映画の予告編から学ぶ英語のセンス
毎朝乗るエレベーターで流れていた映画『ミッション・インポッシブル』の予告編。その中で何度も耳にしたこのフレーズが、ずっと頭に残っている。
"Everything you were, everything you’ve done, has come to this."
静かに、でも深く語られるこの言葉。それに添えられた日本語字幕は、こうだった。
「過去の自分。過去の行動。全てを背負え。」
この訳を見た瞬間、思った。あれ?“背負え”なんて、英語では一言も言ってない。でも、すごく「わかる」し、なぜか「刺さる」。
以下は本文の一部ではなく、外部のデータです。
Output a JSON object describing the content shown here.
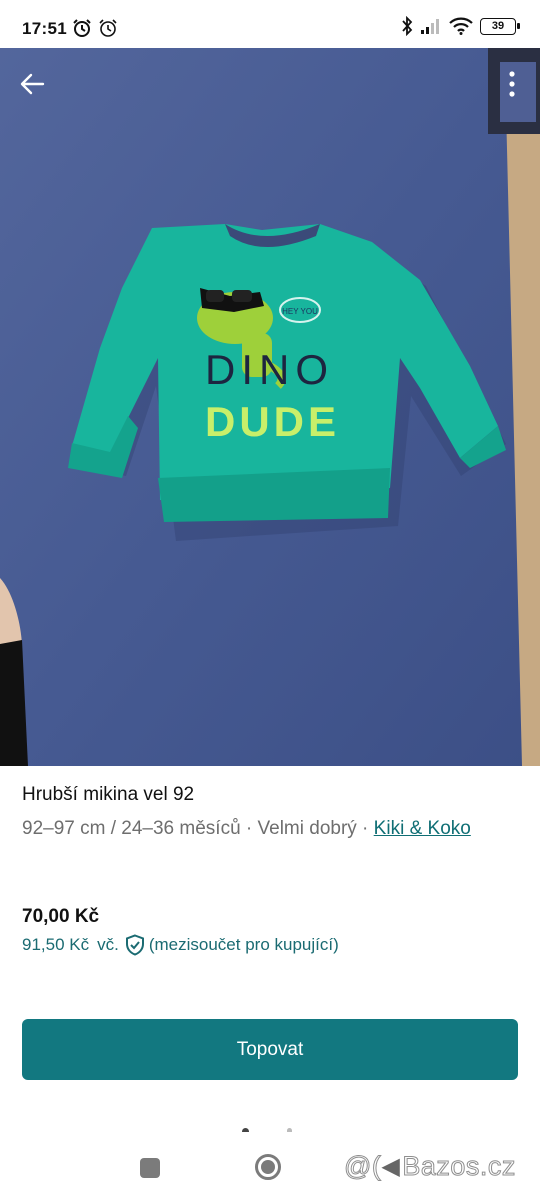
{
  "status_bar": {
    "time": "17:51",
    "battery": "39",
    "icons": [
      "alarm-icon",
      "alarm-icon",
      "bluetooth-icon",
      "signal-icon",
      "wifi-icon",
      "battery-icon"
    ]
  },
  "photo": {
    "description_icon": "sweatshirt-photo",
    "print_text_top": "DINO",
    "print_text_bottom": "DUDE",
    "bubble_text": "HEY YOU"
  },
  "listing": {
    "title": "Hrubší mikina vel 92",
    "meta": "92–97 cm / 24–36 měsíců · Velmi dobrý · ",
    "brand": "Kiki & Koko",
    "price": "70,00 Kč",
    "buyer_price": "91,50 Kč",
    "buyer_price_suffix": "vč.",
    "buyer_price_note": "(mezisoučet pro kupující)"
  },
  "actions": {
    "bump_label": "Topovat"
  },
  "watermark": {
    "text": "Bazos.cz"
  },
  "colors": {
    "accent": "#127880",
    "link": "#0f6e74",
    "sweater": "#16b49c",
    "background_blanket": "#4a5d95"
  }
}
いや、むしろ英語の原文より、重たい。
「訳されていない言葉」の存在感
英語の原文は、ただ事実を静かに並べている。
あなたがどんな人間だったか
あなたがこれまでにしてきたこと
すべてが、この瞬間につながっている
そこに「命令」は含まれていないし、「背負え」なんて強い言葉もない。
でも字幕では「全てを背負え」。
これは完全に“意訳”だ。しかも大胆すぎるほどの。
なぜそんな字幕が許されるのか?
映画字幕の世界では「文字数の制限」と「時間の制限」がある。
観客は英語も聴いてるし、画面も観ている。だから、字幕は「一瞬で心に入る言葉」でなければならない。
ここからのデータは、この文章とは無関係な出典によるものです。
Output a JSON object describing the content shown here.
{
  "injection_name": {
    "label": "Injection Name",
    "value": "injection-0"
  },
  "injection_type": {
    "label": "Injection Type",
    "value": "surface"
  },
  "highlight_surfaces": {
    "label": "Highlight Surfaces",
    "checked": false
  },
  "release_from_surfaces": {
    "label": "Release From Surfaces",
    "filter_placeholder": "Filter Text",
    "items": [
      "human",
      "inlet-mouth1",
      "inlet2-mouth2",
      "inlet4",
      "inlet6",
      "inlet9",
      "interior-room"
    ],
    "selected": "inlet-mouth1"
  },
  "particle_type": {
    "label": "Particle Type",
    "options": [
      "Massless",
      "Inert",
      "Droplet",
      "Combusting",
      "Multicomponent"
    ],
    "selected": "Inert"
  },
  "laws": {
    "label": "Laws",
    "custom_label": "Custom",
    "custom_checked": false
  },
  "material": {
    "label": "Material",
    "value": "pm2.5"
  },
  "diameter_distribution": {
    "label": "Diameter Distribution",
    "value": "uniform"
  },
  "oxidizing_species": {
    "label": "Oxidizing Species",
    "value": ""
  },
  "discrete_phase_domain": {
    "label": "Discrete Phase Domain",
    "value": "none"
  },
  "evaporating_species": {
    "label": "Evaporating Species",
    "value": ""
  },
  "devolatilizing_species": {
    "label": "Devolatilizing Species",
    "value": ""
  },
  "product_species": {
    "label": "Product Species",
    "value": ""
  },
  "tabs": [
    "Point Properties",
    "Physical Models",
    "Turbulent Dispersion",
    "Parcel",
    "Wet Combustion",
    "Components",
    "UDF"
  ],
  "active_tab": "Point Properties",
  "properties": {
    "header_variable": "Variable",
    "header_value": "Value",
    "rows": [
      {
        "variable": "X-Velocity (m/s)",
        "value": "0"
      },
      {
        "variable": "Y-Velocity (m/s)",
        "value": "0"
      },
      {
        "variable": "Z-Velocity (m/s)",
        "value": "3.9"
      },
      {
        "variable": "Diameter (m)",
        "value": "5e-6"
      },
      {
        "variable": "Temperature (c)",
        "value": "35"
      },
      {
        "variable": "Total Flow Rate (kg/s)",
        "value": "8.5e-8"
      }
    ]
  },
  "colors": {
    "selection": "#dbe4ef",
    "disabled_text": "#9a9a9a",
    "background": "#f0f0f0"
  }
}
そして、字幕翻訳者は時に「言っていないこと」すら足す。
でもそれが許されるのは、“言葉で映像を超える”という使命があるからだ。
戸田奈津子さんのようなベテラン翻訳者がやっているのは、「ただ訳す」ことではない。それは「観客の感情を翻訳する」ことだ。
英語学習者にとっての気づき
英語を学ぶとき、僕たちは「正確な訳」にこだわる。どんな文法構造で、どういう意味か。細かく追いかけたくなる。
でも実は、それだけじゃ言葉の本当の力には届かない。
字幕に込められた“余白の補完”、つまり「行間を読む力」や「伝わる訳し方」には、言葉の届け方を考えるセンスがある。
映画予告編で磨ける“言葉の感度”
映画の予告編は、一発で観客の心をつかまなきゃいけない。不特定多数に、たった数秒で「観たい」と思わせなければならない。
その中で使われる英語表現は、どれも削ぎ落とされ、研ぎ澄まされている。
予告編で学べる英語には、「伝える力」のヒントが詰まっている。